1. Market Manipulation aka. the Plunge Protection Team
In this storyline, someone (probably the famed Plunge Protection Team) is manipulating the market to push it higher. Michael Panzner pointed out this view last Friday in a post called “Manipulation, Anyone? Now, Michael’s site is called Financial Armageddon, so you know he’s bearish and the post reflects this.
Coming as it did on the last day of the week at the end of a month, some might find the action that took place near today’s close to be rather interesting.
From 3:54:28 pm to 4:00:02 pm, S&P 500 e-mini futures rallied 17.25 points on approximate volume of 356,300 contracts, or 19.3% of the total turnover from 9:30 a.m. until futures finished trading at 4:15 p.m.
Hmmm. Manipulation, anyone?
2. Short-covering rally
But, while Panzner thinks outright manipulation is to blame, he is not alone in seeing this upward move as suspicious. Others point to technical factors as responsible for why the market(s) is rallying (It is not just the U.S. – as I write this the Dax has rallied 4% AND the S&P 500 is up over 2%). Yves Smith pointed out a post over at the Market Ticker which sees short covering as very much a factor in Friday’s late-day rally.
What does this all mean? A few things:
- The stops up there are gone. They were potential rocket fuel for next week and the propellant to take us to – and potentially through – the 200DMA on the cash.
- A bunch of someones had a lot of contracts that were short taken out on them. Those nearly 250,000 E-mini contracts did change hands, and odds are a very large percentage of them constituted stop-loss orders on contracts sold short from when we were up toward 933 a few weeks ago. Those traders are going to be quite pissed off, but that’s the risk of the game.
Next week is very likely to be extraordinarily violent, especially Monday. /ZN (10 year Treasury futures) has seen an insane drop in open interest over the last few weeks. This little game undoubtedly severely damaged open interest in the E-Mini /ES contract.
Thin markets are dangerous markets. While the E-Mini still is very liquid, the removal of these stops from the order book leaves the door open for both little resistance if the market decides to move higher early next week, and also provides the potential for irritated shorts to re-establish their positions short, driving the market lower. Those who wound up long during that little ramp job are likely to be rather nervous as well.
For my part I shorted that spike. Not large, and I am fully prepared to hedge it Sunday evening if necessary or just take it down, as there is every possibility, this close to the 200MA, that we will at least hit it on the cash, and blowing through it on volume and continuing higher cannot be ruled out.
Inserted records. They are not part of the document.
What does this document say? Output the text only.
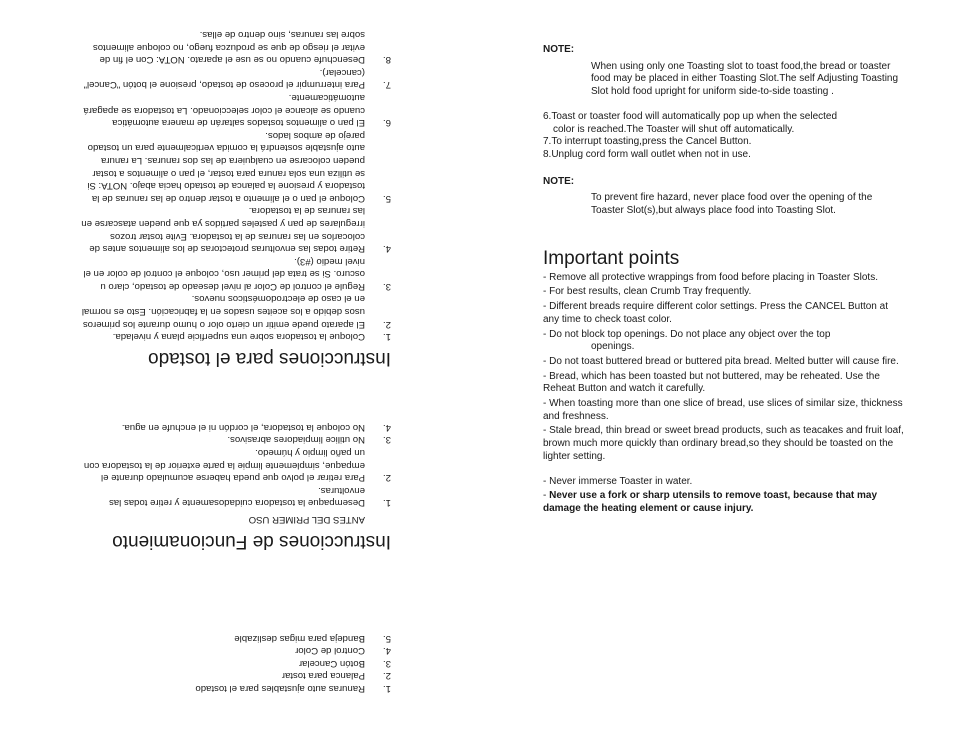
1.
Ranuras auto ajustables para el tostado
2.
Palanca para tostar
3.
Botón Cancelar
4.
Control de Color
5.
Bandeja para migas deslizable
Instrucciones de Funcionamiento
ANTES DEL PRIMER USO
1.
Desempaque la tostadora cuidadosamente y retire todas las envolturas.
2.
Para retirar el polvo que pueda haberse acumulado durante el empaque, simplemente limpie la parte exterior de la tostadora con un paño limpio y húmedo.
3.
No utilice limpiadores abrasivos.
4.
No coloque la tostadora, el cordón ni el enchufe en agua.
Instrucciones para el tostado
1.
Coloque la tostadora sobre una superficie plana y nivelada.
2.
El aparato puede emitir un cierto olor o humo durante los primeros usos debido a los aceites usados en la fabricación. Esto es normal en el caso de electrodomésticos nuevos.
3.
Regule el control de Color al nivel deseado de tostado, claro u oscuro. Si se trata del primer uso, coloque el control de color en el nivel medio (#3).
4.
Retire todas las envolturas protectoras de los alimentos antes de colocarlos en las ranuras de la tostadora. Evite tostar trozos irregulares de pan y pasteles partidos ya que pueden atascarse en las ranuras de la tostadora.
5.
Coloque el pan o el alimento a tostar dentro de las ranuras de la tostadora y presione la palanca de tostado hacia abajo. NOTA: Si se utiliza una sola ranura para tostar, el pan o alimentos a tostar pueden colocarse en cualquiera de las dos ranuras. La ranura auto ajustable sostendrá la comida verticalmente para un tostado parejo de ambos lados.
6.
El pan o alimentos tostados saltarán de manera automática cuando se alcance el color seleccionado. La tostadora se apagará automáticamente.
7.
Para interrumpir el proceso de tostado, presione el botón "Cancel" (cancelar).
8.
Desenchufe cuando no se use el aparato. NOTA: Con el fin de evitar el riesgo de que se produzca fuego, no coloque alimentos sobre las ranuras, sino dentro de ellas.

NOTE:

When using only one Toasting slot to toast food,the bread or toaster food may be placed in either Toasting Slot.The self Adjusting Toasting Slot hold food upright for uniform side-to-side toasting .

6.Toast or toaster food will automatically pop up when the selected
color is reached.The Toaster will shut off automatically.

7.To interrupt toasting,press the Cancel Button.

8.Unplug cord form wall outlet when not in use.

NOTE:

To prevent fire hazard, never place food over the opening of the Toaster Slot(s),but always place food into Toasting Slot.

Important points

- Remove all protective wrappings from food before placing in Toaster Slots.

- For best results, clean Crumb Tray frequently.

- Different breads require different color settings. Press the CANCEL Button at any time to check toast color.

- Do not block top openings. Do not place any object over the top
openings.

- Do not toast buttered bread or buttered pita bread. Melted butter will cause fire.

- Bread, which has been toasted but not buttered, may be reheated. Use the Reheat Button and watch it carefully.

- When toasting more than one slice of bread, use slices of similar size, thickness and freshness.

- Stale bread, thin bread or sweet bread products, such as teacakes and fruit loaf, brown much more quickly than ordinary bread,so they should be toasted on the lighter setting.

- Never immerse Toaster in water.

- Never use a fork or sharp utensils to remove toast, because that may damage the heating element or cause injury.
I will note, however, that the last time we saw this sort of dislocation activity start up into the close it it too began with these sorts of “rocket shot” moves higher – and once the shorts were all blown out by having their stops run, the market essentially pancaked.
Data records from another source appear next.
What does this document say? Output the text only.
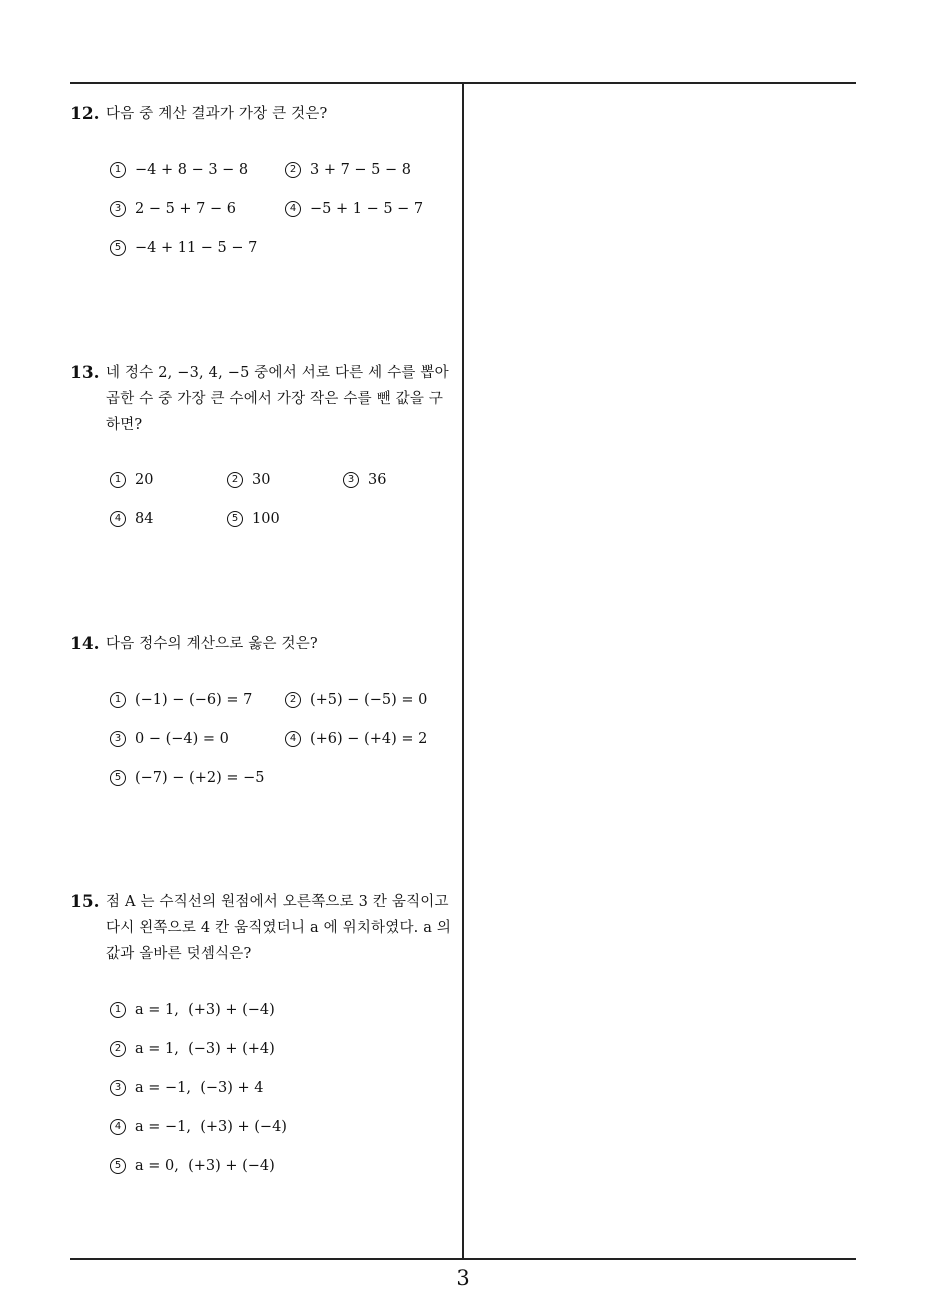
12. 다음 중 계산 결과가 가장 큰 것은?
1 −4 + 8 − 3 − 8	2 3 + 7 − 5 − 8
3 2 − 5 + 7 − 6	4 −5 + 1 − 5 − 7
5 −4 + 11 − 5 − 7
13. 네 정수 2, −3, 4, −5 중에서 서로 다른 세 수를 뽑아 곱한 수 중 가장 큰 수에서 가장 작은 수를 뺀 값을 구하면?
1 20	2 30	3 36
4 84	5 100
14. 다음 정수의 계산으로 옳은 것은?
1 (−1) − (−6) = 7	2 (+5) − (−5) = 0
3 0 − (−4) = 0	4 (+6) − (+4) = 2
5 (−7) − (+2) = −5
15. 점 A 는 수직선의 원점에서 오른쪽으로 3 칸 움직이고 다시 왼쪽으로 4 칸 움직였더니 a 에 위치하였다. a 의 값과 올바른 덧셈식은?
1 a = 1,  (+3) + (−4)
2 a = 1,  (−3) + (+4)
3 a = −1,  (−3) + 4
4 a = −1,  (+3) + (−4)
5 a = 0,  (+3) + (−4)
3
Look sharp – the sharks are in the water and you taste good.
For those of you who need a translation of what this means, I would say this: someone who was short had to liquidate a very large position due to a margin call and this forced the market up. In fact, many people believe (Meredith Whitney included) that much of the recent rally has nothing to do with fundamentals and is a short-covering rally plain and simple. Even so, it is a powerful rally nonetheless, and the shorts are getting killed.
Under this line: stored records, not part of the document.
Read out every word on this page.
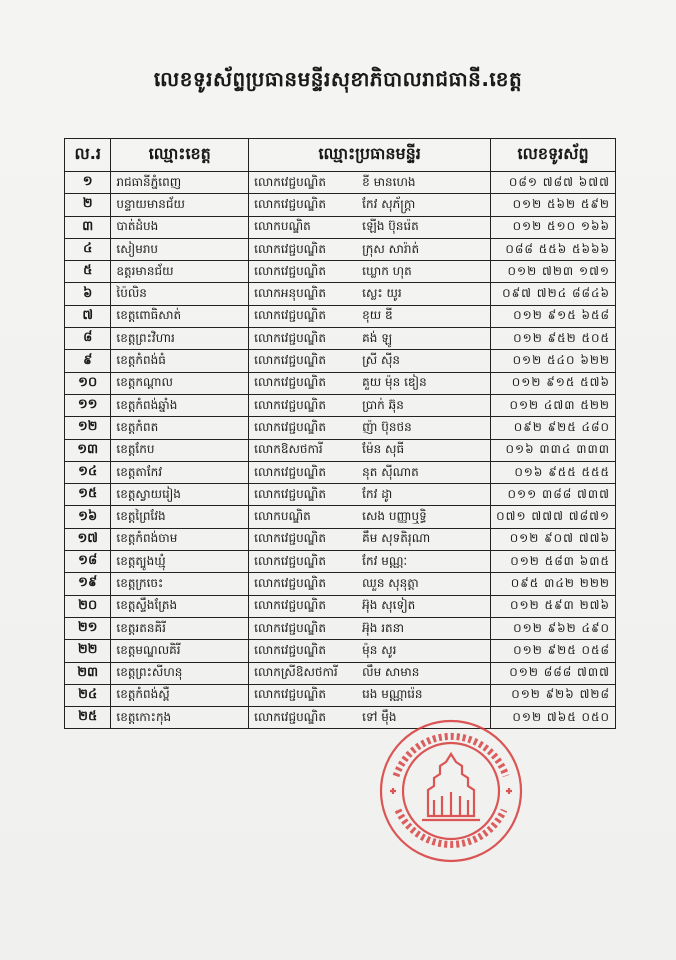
លេខទូរស័ព្ទប្រធានមន្ទីរសុខាភិបាលរាជធានី.ខេត្ត
ល.រ	ឈ្មោះខេត្ត	ឈ្មោះប្រធានមន្ទីរ	លេខទូរស័ព្ទ
១	រាជធានីភ្នំពេញ	លោកវេជ្ជបណ្ឌិត ខី មានហេង	០៨១ ៧៨៧ ៦៧៧
២	បន្ទាយមានជ័យ	លោកវេជ្ជបណ្ឌិត កែវ សុភ័ក្ត្រា	០១២ ៥៦២ ៥៩២
៣	បាត់ដំបង	លោកបណ្ឌិត ឡើង ប៊ុនរ៉េត	០១២ ៥១០ ១៦៦
៤	សៀមរាប	លោកវេជ្ជបណ្ឌិត ក្រុស សារ៉ាត់	០៨៨ ៥៥៦ ៥៦៦៦
៥	ឧត្តរមានជ័យ	លោកវេជ្ជបណ្ឌិត ឃ្លោក ហុត	០១២ ៧២៣ ១៧១
៦	ប៉ៃលិន	លោកអនុបណ្ឌិត ស្លេះ យូរ	០៩៧ ៧២៤ ៨៨៤៦
៧	ខេត្តពោធិសាត់	លោកវេជ្ជបណ្ឌិត ខុយ ឌី	០១២ ៩១៥ ៦៥៨
៨	ខេត្តព្រះវិហារ	លោកវេជ្ជបណ្ឌិត គង់ ឡូ	០១២ ៩៥២ ៥០៥
៩	ខេត្តកំពង់ធំ	លោកវេជ្ជបណ្ឌិត ស្រី ស៊ីន	០១២ ៥៤០ ៦២២
១០	ខេត្តកណ្ដាល	លោកវេជ្ជបណ្ឌិត គួយ ម៉ុន ឌៀន	០១២ ៩១៥ ៥៧៦
១១	ខេត្តកំពង់ឆ្នាំង	លោកវេជ្ជបណ្ឌិត ប្រាក់ ឆ៊ុន	០១២ ៤៧៣ ៥២២
១២	ខេត្តកំពត	លោកវេជ្ជបណ្ឌិត ញ៉ា ប៊ុនថន	០៩២ ៩២៥ ៤៨០
១៣	ខេត្តកែប	លោកឱសថការី ម៉ែន សុធី	០១៦ ៣៣៤ ៣៣៣
១៤	ខេត្តតាកែវ	លោកវេជ្ជបណ្ឌិត នុត ស៊ីណាត	០១៦ ៩៥៥ ៥៥៥
១៥	ខេត្តស្វាយរៀង	លោកវេជ្ជបណ្ឌិត កែវ ដូា	០១១ ៣៨៨ ៧៣៧
១៦	ខេត្តព្រៃវែង	លោកបណ្ឌិត សេង បញ្ញាឬទ្ធិ	០៧១ ៧៧៧ ៧៨៧១
១៧	ខេត្តកំពង់ចាម	លោកវេជ្ជបណ្ឌិត គឹម សុទតិរុណា	០១២ ៩០៧ ៧៧៦
១៨	ខេត្តត្បូងឃ្មុំ	លោកវេជ្ជបណ្ឌិត កែវ មណ្ណៈ	០១២ ៥៨៣ ៦៣៥
១៩	ខេត្តក្រចេះ	លោកវេជ្ជបណ្ឌិត ឈួន សុនុត្តា	០៩៥ ៣៤២ ២២២
២០	ខេត្តស្ទឹងត្រែង	លោកវេជ្ជបណ្ឌិត អ៊ុង សុទៀត	០១២ ៥៩៣ ២៧៦
២១	ខេត្តរតនគិរី	លោកវេជ្ជបណ្ឌិត អ៊ុង រតនា	០១២ ៩៦២ ៤៩០
២២	ខេត្តមណ្ឌលគិរី	លោកវេជ្ជបណ្ឌិត ម៉ុន សូរ	០១២ ៩២៥ ០៥៨
២៣	ខេត្តព្រះសីហនុ	លោកស្រីឱសថការី លឹម សាមាន	០១២ ៨៨៨ ៧៣៧
២៤	ខេត្តកំពង់ស្ពឺ	លោកវេជ្ជបណ្ឌិត រេង មណ្ណារ៉េន	០១២ ៩២៦ ៧២៨
២៥	ខេត្តកោះកុង	លោកវេជ្ជបណ្ឌិត ទៅ ម៉ឹង	០១២ ៧៦៥ ០៥០
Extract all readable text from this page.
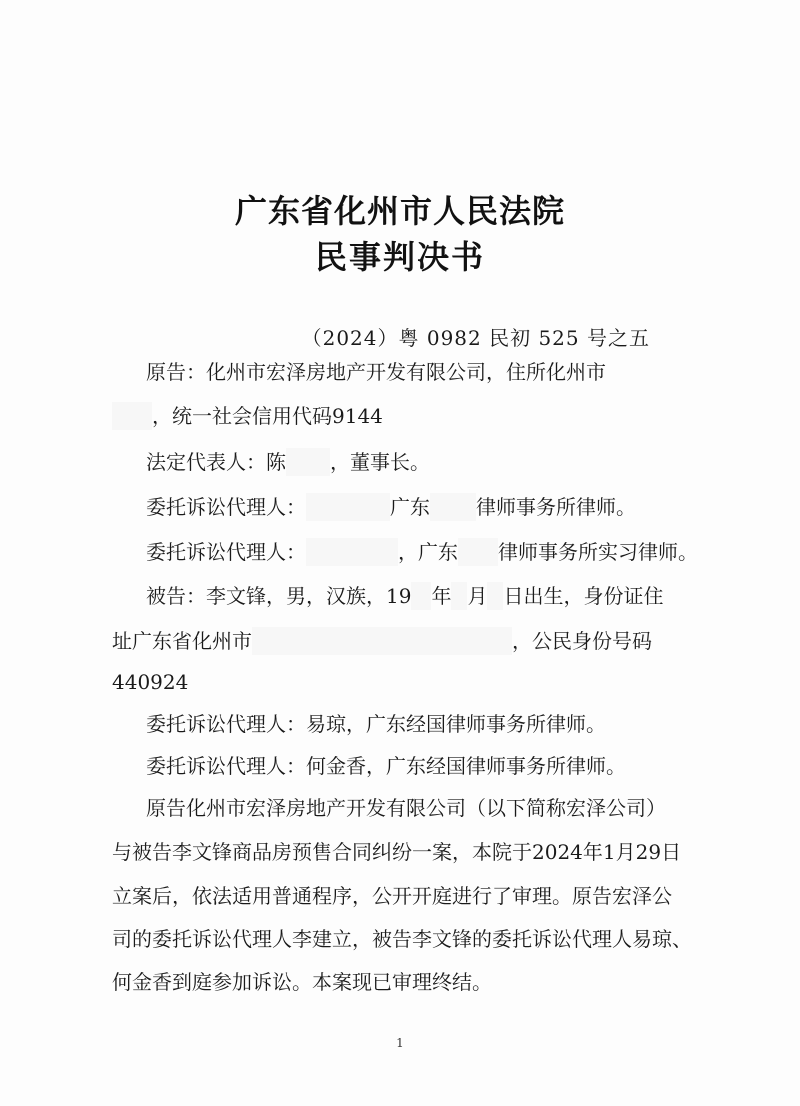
广东省化州市人民法院
民事判决书
（2024）粤 0982 民初 525 号之五
原告：化州市宏泽房地产开发有限公司，住所化州市
，统一社会信用代码9144
法定代表人：陈 ，董事长。
委托诉讼代理人：	广东 律师事务所律师。
委托诉讼代理人：	，广东 律师事务所实习律师。
被告：李文锋，男，汉族，19 年 月 日出生，身份证住
址广东省化州市	，公民身份号码
440924
委托诉讼代理人：易琼，广东经国律师事务所律师。
委托诉讼代理人：何金香，广东经国律师事务所律师。
原告化州市宏泽房地产开发有限公司（以下简称宏泽公司）
与被告李文锋商品房预售合同纠纷一案，本院于2024年1月29日
立案后，依法适用普通程序，公开开庭进行了审理。原告宏泽公
司的委托诉讼代理人李建立，被告李文锋的委托诉讼代理人易琼、
何金香到庭参加诉讼。本案现已审理终结。
1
3. Bull-Market/Secular Bear Market Rally
Then there is the bullish view. This view sees the market rally as a real bull market based on the potential for economic recovery sometime in the second half of 2009. Some think this is a secular bull – a view I am not discussing in this post. Others see this as a cyclical bull-market a.k.a bear market rally I would put Jeremy Grantham in this category. I would also put myself here, although I do think short-covering has made this rally dangerously over-bought. Paul Kedrosky recently made the bear market rally story very well in an interview with Tech Ticker’s Aaron Task (see the attached video as well).
Kedrosky thinks the S&P could approach 1100 by year-end, which would translate into the Dow well above 10,000.
Nonetheless, he believes it’s a bear market rally and unlikely to continue into 2010 as the market to get hit by fears of a “double-dip” recession.
How long the rally last is dependent on how long authorities can prop up the economy artificially. Remember the huge rally from 2002-2007 that took the Dow and S&P to new highs? That was a very long bear market rally. So, it is not altogether clear where the market is headed over the medium term. In my view, the U.S.market is going to eventually re-test its 2009 lows (which are 14 year lows when adjusted for inflation).
For now, there are enough doubters about how ‘real’ this rally is to provide road kill for the uptrend, making the kick up that much more powerful. Witness today’s breathtaking surge to the upside. When and whether systemic weakness re-asserts itself is another question altogether. For now, the bulls have gained hold.